Alan Y Martinez
The Metro Health System, USA
Alan Y Martinez has completed his Dental degree in Honduras and his Oral and Maxillofacial Surgery Residency in Peru. He is currently In charge of the division of oral and maxillofacial surgery at the MetroHealth System a level 1 trauma center in Cleveland, OH. He has published 6 articles in English and Spanish in different oral and maxillofacial surgery topics and he is a Reviewer of several journals.

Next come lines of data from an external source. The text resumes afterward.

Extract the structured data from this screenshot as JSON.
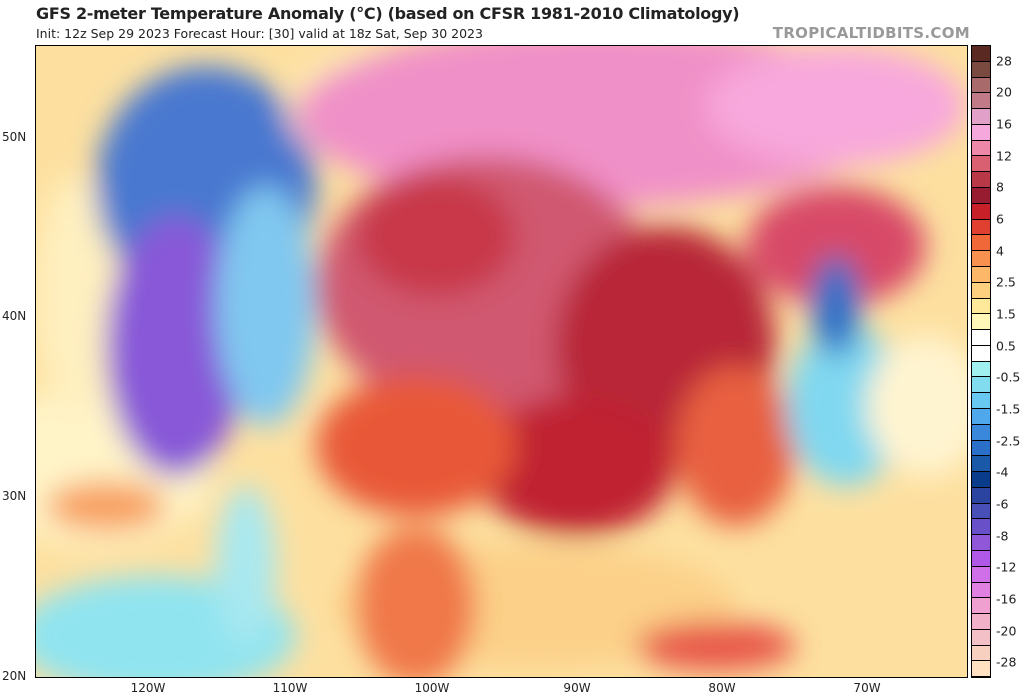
{
  "header": {
    "title": "GFS 2-meter Temperature Anomaly (°C) (based on CFSR 1981-2010 Climatology)",
    "subtitle": "Init: 12z Sep 29 2023   Forecast Hour: [30]   valid at 18z Sat, Sep 30 2023",
    "brand": "TROPICALTIDBITS.COM"
  },
  "axes": {
    "lat_labels": [
      "50N",
      "40N",
      "30N",
      "20N"
    ],
    "lon_labels": [
      "120W",
      "110W",
      "100W",
      "90W",
      "80W",
      "70W"
    ]
  },
  "colorbar": {
    "labels": [
      "28",
      "20",
      "16",
      "12",
      "8",
      "6",
      "4",
      "2.5",
      "1.5",
      "0.5",
      "-0.5",
      "-1.5",
      "-2.5",
      "-4",
      "-6",
      "-8",
      "-12",
      "-16",
      "-20",
      "-28"
    ],
    "colors": [
      "#5a2a22",
      "#7a4a40",
      "#a86a6a",
      "#c07a88",
      "#e0a0c8",
      "#f4a8dc",
      "#ee88a8",
      "#d86070",
      "#b83848",
      "#981c30",
      "#c82028",
      "#e04030",
      "#f06838",
      "#f89050",
      "#fcb868",
      "#fdd080",
      "#fee89a",
      "#fff8b8",
      "#ffffff",
      "#ffffff",
      "#a0f0f0",
      "#80dcee",
      "#68c8f0",
      "#50a8ec",
      "#3a88dc",
      "#2a70c8",
      "#1a58a8",
      "#0a3c8c",
      "#2a44a0",
      "#4850b8",
      "#6850c8",
      "#9058d8",
      "#b058e8",
      "#d070e8",
      "#e080e0",
      "#f0a0d0",
      "#f0b0c8",
      "#f4c0c8",
      "#f8d0c0",
      "#ffe0c0"
    ]
  }
}
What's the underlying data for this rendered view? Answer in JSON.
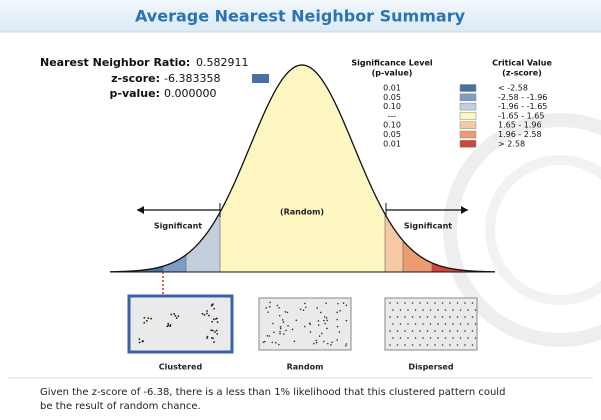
{
  "header": {
    "title": "Average Nearest Neighbor Summary"
  },
  "stats": [
    {
      "label": "Nearest Neighbor Ratio:",
      "value": "0.582911"
    },
    {
      "label": "z-score:",
      "value": "-6.383358"
    },
    {
      "label": "p-value:",
      "value": "0.000000"
    }
  ],
  "legend": {
    "significance_header": [
      "Significance Level",
      "(p-value)"
    ],
    "critical_header": [
      "Critical Value",
      "(z-score)"
    ],
    "rows": [
      {
        "p": "0.01",
        "z": "< -2.58"
      },
      {
        "p": "0.05",
        "z": "-2.58 - -1.96"
      },
      {
        "p": "0.10",
        "z": "-1.96 - -1.65"
      },
      {
        "p": "---",
        "z": "-1.65 - 1.65"
      },
      {
        "p": "0.10",
        "z": "1.65 - 1.96"
      },
      {
        "p": "0.05",
        "z": "1.96 - 2.58"
      },
      {
        "p": "0.01",
        "z": "> 2.58"
      }
    ]
  },
  "diagram": {
    "left": "Significant",
    "center": "(Random)",
    "right": "Significant"
  },
  "patterns": [
    "Clustered",
    "Random",
    "Dispersed"
  ],
  "caption": [
    "Given the z-score of -6.38, there is a less than 1% likelihood that this clustered pattern could",
    "be the result of random chance."
  ]
}
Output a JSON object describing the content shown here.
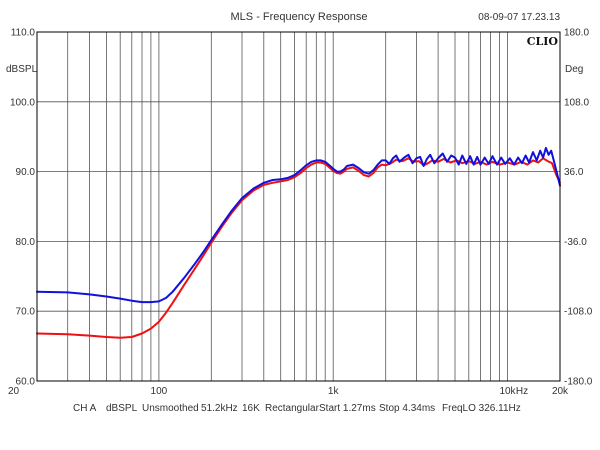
{
  "chart_data": {
    "type": "line",
    "title": "MLS - Frequency Response",
    "timestamp": "08-09-07 17.23.13",
    "logo_text": "CLIO",
    "left_unit": "dBSPL",
    "right_unit": "Deg",
    "x_scale": "log",
    "xlim": [
      20,
      20000
    ],
    "ylim": [
      60,
      110
    ],
    "right_ylim": [
      -180,
      180
    ],
    "grid": true,
    "x_ticks": [
      {
        "value": 20,
        "label": "20"
      },
      {
        "value": 100,
        "label": "100"
      },
      {
        "value": 1000,
        "label": "1k"
      },
      {
        "value": 10000,
        "label": "10k"
      },
      {
        "value": 20000,
        "label": "20k"
      }
    ],
    "x_unit_label": "Hz",
    "y_ticks": [
      {
        "value": 110,
        "label": "110.0"
      },
      {
        "value": 100,
        "label": "100.0"
      },
      {
        "value": 90,
        "label": "90.0"
      },
      {
        "value": 80,
        "label": "80.0"
      },
      {
        "value": 70,
        "label": "70.0"
      },
      {
        "value": 60,
        "label": "60.0"
      }
    ],
    "right_ticks": [
      {
        "value": 180,
        "label": "180.0"
      },
      {
        "value": 108,
        "label": "108.0"
      },
      {
        "value": 36,
        "label": "36.0"
      },
      {
        "value": -36,
        "label": "-36.0"
      },
      {
        "value": -108,
        "label": "-108.0"
      },
      {
        "value": -180,
        "label": "-180.0"
      }
    ],
    "series": [
      {
        "color": "#ee1111",
        "points": [
          [
            20,
            66.8
          ],
          [
            30,
            66.7
          ],
          [
            40,
            66.5
          ],
          [
            50,
            66.3
          ],
          [
            60,
            66.2
          ],
          [
            70,
            66.3
          ],
          [
            80,
            66.8
          ],
          [
            90,
            67.5
          ],
          [
            100,
            68.5
          ],
          [
            110,
            69.8
          ],
          [
            120,
            71.2
          ],
          [
            140,
            73.8
          ],
          [
            160,
            76.0
          ],
          [
            180,
            78.0
          ],
          [
            200,
            79.8
          ],
          [
            230,
            82.1
          ],
          [
            260,
            84.0
          ],
          [
            300,
            85.9
          ],
          [
            350,
            87.3
          ],
          [
            400,
            88.1
          ],
          [
            450,
            88.4
          ],
          [
            500,
            88.6
          ],
          [
            550,
            88.8
          ],
          [
            600,
            89.2
          ],
          [
            650,
            89.8
          ],
          [
            700,
            90.5
          ],
          [
            750,
            91.0
          ],
          [
            800,
            91.3
          ],
          [
            850,
            91.3
          ],
          [
            900,
            91.1
          ],
          [
            950,
            90.6
          ],
          [
            1000,
            90.1
          ],
          [
            1050,
            89.8
          ],
          [
            1100,
            89.7
          ],
          [
            1150,
            90.0
          ],
          [
            1200,
            90.4
          ],
          [
            1300,
            90.6
          ],
          [
            1400,
            90.1
          ],
          [
            1500,
            89.5
          ],
          [
            1600,
            89.3
          ],
          [
            1700,
            89.8
          ],
          [
            1800,
            90.6
          ],
          [
            1900,
            91.0
          ],
          [
            2000,
            90.9
          ],
          [
            2150,
            91.2
          ],
          [
            2300,
            91.7
          ],
          [
            2500,
            91.5
          ],
          [
            2700,
            91.9
          ],
          [
            2900,
            91.4
          ],
          [
            3100,
            91.5
          ],
          [
            3300,
            90.9
          ],
          [
            3500,
            91.2
          ],
          [
            3700,
            91.6
          ],
          [
            4000,
            91.4
          ],
          [
            4300,
            91.8
          ],
          [
            4700,
            91.3
          ],
          [
            5100,
            91.6
          ],
          [
            5500,
            91.2
          ],
          [
            6000,
            91.5
          ],
          [
            6500,
            91.1
          ],
          [
            7000,
            91.4
          ],
          [
            7600,
            91.0
          ],
          [
            8200,
            91.4
          ],
          [
            9000,
            91.0
          ],
          [
            10000,
            91.3
          ],
          [
            11000,
            91.0
          ],
          [
            12000,
            91.4
          ],
          [
            13000,
            91.0
          ],
          [
            14000,
            91.6
          ],
          [
            15000,
            91.3
          ],
          [
            16000,
            91.9
          ],
          [
            17000,
            91.5
          ],
          [
            18000,
            91.2
          ],
          [
            19000,
            89.6
          ],
          [
            20000,
            88.4
          ]
        ]
      },
      {
        "color": "#1111dd",
        "points": [
          [
            20,
            72.8
          ],
          [
            30,
            72.7
          ],
          [
            40,
            72.4
          ],
          [
            50,
            72.1
          ],
          [
            60,
            71.8
          ],
          [
            70,
            71.5
          ],
          [
            80,
            71.3
          ],
          [
            90,
            71.3
          ],
          [
            100,
            71.4
          ],
          [
            110,
            71.9
          ],
          [
            120,
            72.8
          ],
          [
            140,
            74.8
          ],
          [
            160,
            76.7
          ],
          [
            180,
            78.5
          ],
          [
            200,
            80.2
          ],
          [
            230,
            82.4
          ],
          [
            260,
            84.3
          ],
          [
            300,
            86.2
          ],
          [
            350,
            87.6
          ],
          [
            400,
            88.4
          ],
          [
            450,
            88.8
          ],
          [
            500,
            88.9
          ],
          [
            550,
            89.1
          ],
          [
            600,
            89.5
          ],
          [
            650,
            90.2
          ],
          [
            700,
            90.9
          ],
          [
            750,
            91.4
          ],
          [
            800,
            91.6
          ],
          [
            850,
            91.6
          ],
          [
            900,
            91.4
          ],
          [
            950,
            90.9
          ],
          [
            1000,
            90.4
          ],
          [
            1050,
            90.0
          ],
          [
            1100,
            90.0
          ],
          [
            1150,
            90.3
          ],
          [
            1200,
            90.8
          ],
          [
            1300,
            91.0
          ],
          [
            1400,
            90.5
          ],
          [
            1500,
            89.9
          ],
          [
            1600,
            89.7
          ],
          [
            1700,
            90.2
          ],
          [
            1800,
            91.0
          ],
          [
            1900,
            91.6
          ],
          [
            2000,
            91.6
          ],
          [
            2100,
            91.1
          ],
          [
            2200,
            91.9
          ],
          [
            2300,
            92.3
          ],
          [
            2400,
            91.4
          ],
          [
            2550,
            92.0
          ],
          [
            2700,
            92.4
          ],
          [
            2850,
            91.2
          ],
          [
            3000,
            91.9
          ],
          [
            3150,
            92.1
          ],
          [
            3300,
            90.8
          ],
          [
            3450,
            91.8
          ],
          [
            3600,
            92.4
          ],
          [
            3800,
            91.2
          ],
          [
            4000,
            91.9
          ],
          [
            4250,
            92.6
          ],
          [
            4500,
            91.4
          ],
          [
            4750,
            92.3
          ],
          [
            5000,
            92.0
          ],
          [
            5250,
            91.0
          ],
          [
            5500,
            92.3
          ],
          [
            5800,
            91.1
          ],
          [
            6100,
            92.2
          ],
          [
            6400,
            91.0
          ],
          [
            6700,
            92.1
          ],
          [
            7000,
            91.0
          ],
          [
            7400,
            92.0
          ],
          [
            7800,
            91.1
          ],
          [
            8200,
            92.2
          ],
          [
            8700,
            91.0
          ],
          [
            9200,
            92.0
          ],
          [
            9700,
            91.1
          ],
          [
            10300,
            91.9
          ],
          [
            10900,
            91.0
          ],
          [
            11500,
            92.0
          ],
          [
            12100,
            91.2
          ],
          [
            12700,
            92.3
          ],
          [
            13300,
            91.3
          ],
          [
            14000,
            92.8
          ],
          [
            14700,
            91.6
          ],
          [
            15400,
            93.0
          ],
          [
            16000,
            92.0
          ],
          [
            16600,
            93.4
          ],
          [
            17200,
            92.4
          ],
          [
            17800,
            93.0
          ],
          [
            18500,
            91.4
          ],
          [
            19200,
            89.8
          ],
          [
            20000,
            88.0
          ]
        ]
      }
    ]
  },
  "footer": {
    "channel": "CH A",
    "unit": "dBSPL",
    "smoothing": "Unsmoothed",
    "sample_rate": "51.2kHz",
    "size": "16K",
    "window": "Rectangular",
    "start": "Start 1.27ms",
    "stop": "Stop 4.34ms",
    "freq_lo": "FreqLO 326.11Hz"
  }
}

Necrotizing fasciitis (NF) is a rare soft tissue infection of the subcutaneous tissue and superficial fascia that results in rapidly progressive necrosis with secondary involvement of the skin and muscle and a high mortality. Cervicofacial NF (CNF) is an extremely rare entity, accounting for only 2.6-5 % of all NF. There are several different historical descriptions and references to NF dating back to Hippocrates in 500 B.C., who described diffuse non-healing wounds. Pouteau and Gillespie in 1783 and 1785 described malignant and gangrenous ulcers, respectively. In 1871 Joseph Jones, a confederate army surgeon during the U.S. civil war, was the first to accurately describe NF calling it a “hospital gangrene” (Jones, 1871). Meleney in 1924 described 20 cases of hemolytic streptococcal gangrene (Meleney, 1924). Wilson in 1952 coined the term necrotizing fasciitis (Wilson, 1952). Yet, there is very little information on presentation, management and outcome of patients with NF specifically involving the head and neck. NF is classified as one of three types based on microbiologic findings: Type-1 is a polymicrobic infection with a combination of anaerobic and aerobic bacteria, Type-2 is a monomicrobial infection mainly due to group A beta hemolytic streptococci (GAS) and less commonly other streptococci and staphylococci and type 3 is a mono microbial infection due to marine vibrios. The clinical manifestations of NF include: Swelling, redness, pain, fever, blebs, bullae and crepitus. CNF is most commonly a sequalae of odontogenic infection. Less commonly CNF may occur as a consequence of soft tissue trauma. It may rarely occur in the absence of a known inciting factor or a known portal of entry of bacteria as was true in one of our patients (case #1). The spontaneous occurrence of necrotizing fasciitis has been reported to account for up 20% of patients. Cervicofacial necrotizing fasciitis is a rare disease associated with a high morbidity and mortality. Early diagnosis and rapid aggressive radical surgical treatment are the main factors associated with reduced morbidity and mortality.